Reacher kept on going until the residential compound’s fieldstone wall loomed up at him. It was hard to see in the darkness. But it was easy to climb. Plenty of toeholds, in the unmortared joints. He drove halfway around its circumference and parked the truck opposite where he guessed the oversized barn would be. He killed the engine and got out quietly and was over the wall less than ten seconds later. The runway was right in front of him. Maybe sixty feet wide, maybe nine hundred yards long, beaten flat, carefully graded, well maintained. At each end was a low hump, a concrete emplacement for a floodlight set to wash horizontally along the runway’s length. Across it and directly ahead was a wide expanse of scrub, dotted here and there with landscaped areas. The plants were all sharp-leaved things that looked silver under the night sky. Native, adapted to the desert. Xeric plants, or xerophilous, drought tolerant, from the Greek prefix
Reacher crossed the runway. Ahead of him and behind the last planted area was the big barn. He headed straight for it. It was a three-sided building, open at the front. It was entirely filled with a white airplane. A Piper Cherokee, parked nose-out, settled dead level on its tricycle undercarriage, dormant and still and dewed over with cold.

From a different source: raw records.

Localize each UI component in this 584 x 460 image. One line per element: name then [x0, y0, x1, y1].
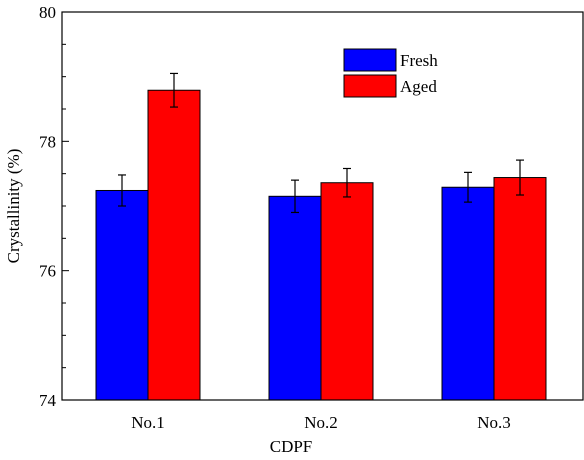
y-axis: 74 76 78 80 [39, 3, 69, 410]
x-tick-label: No.1 [131, 413, 165, 432]
x-tick-label: No.2 [304, 413, 338, 432]
x-axis: No.1 No.2 No.3 [131, 393, 511, 432]
y-axis-title: Crystallinity (%) [4, 149, 23, 264]
legend-label-aged: Aged [400, 77, 437, 96]
bar-fresh-1 [95, 189, 149, 401]
legend-swatch-aged [343, 74, 397, 98]
bar-aged-3 [493, 177, 547, 401]
bar-aged-2 [320, 182, 374, 401]
y-tick-label: 76 [39, 262, 56, 281]
x-axis-title: CDPF [270, 437, 313, 456]
x-tick-label: No.3 [477, 413, 511, 432]
y-tick-label: 80 [39, 3, 56, 22]
legend-label-fresh: Fresh [400, 51, 438, 70]
bar-fresh-2 [268, 195, 322, 401]
y-tick-label: 78 [39, 132, 56, 151]
bar-fresh-3 [441, 186, 495, 401]
legend: Fresh Aged [343, 48, 438, 98]
y-tick-label: 74 [39, 391, 57, 410]
bars-layer [95, 89, 547, 401]
legend-swatch-fresh [343, 48, 397, 72]
error-bars-layer [118, 72, 524, 214]
bar-aged-1 [147, 89, 201, 401]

Close to ten o’clock in the evening. Close to the halfway point of its normal nightly flight plan. But that night, it was still on the ground. It hadn’t flown at all.
Why not?
Reacher walked right into the barn and skirted the right-hand wing tip. Came back to the fuselage and found the step and climbed on the wing and peered in through the window. He had spent time in small planes, when the army had wanted him to get somewhere faster than a jeep or a train could have gotten him. He had found them small and trivial and somehow unserious. They were like flying cars. He had told himself they were better built than cars, but he hadn’t found much concrete evidence to convince himself with. Thin metal, bent and folded and riveted, flimsy clips and wires, coughing engines. Thurman’s Cherokee was a plain four-seat workhorse, a little worn, a little stained. It had tinny doors and a divided windshield and a dash less complicated than most new sedans. One window had a small crack. The seats looked caved in and the harnesses looked tangled and frayed.
There was no paperwork in the cabin. No charts, no maps, no scribbled latitudes and longitudes. There was no real freight capacity. Just a couple of small holds in various nacelles and voids, and the three spare seats.
Reacher climbed down off the wing. He strolled through the gloom and took a look at the other outbuildings. There was a three-car garage, at the end of a straight quarter-mile driveway that led to an ornamental iron gate in the wall. There was another, smaller, barn. The house itself was magnificent. It was built of oiled boards that shone halfway between blond and dark. It had numerous peaked gables, like a mountain chalet. Some windows were two stories high. Paneling glowed dark inside. There were cathedral ceilings. There were fieldstone accents and rich rugs and clubby leather sofas and armchairs. It was the kind of gentleman’s retreat that should always smell of cigar smoke. Reacher could still taste the part-smoked cigarette in his mouth. He walked all the way around the house, thinking about Camels, and camels, and the eyes of needles. He arrived back at the big barn, and took a last look at the airplane. Then he retraced his steps through the landscaping, across the runway, to the wall. Ten seconds later he was back in the stolen truck.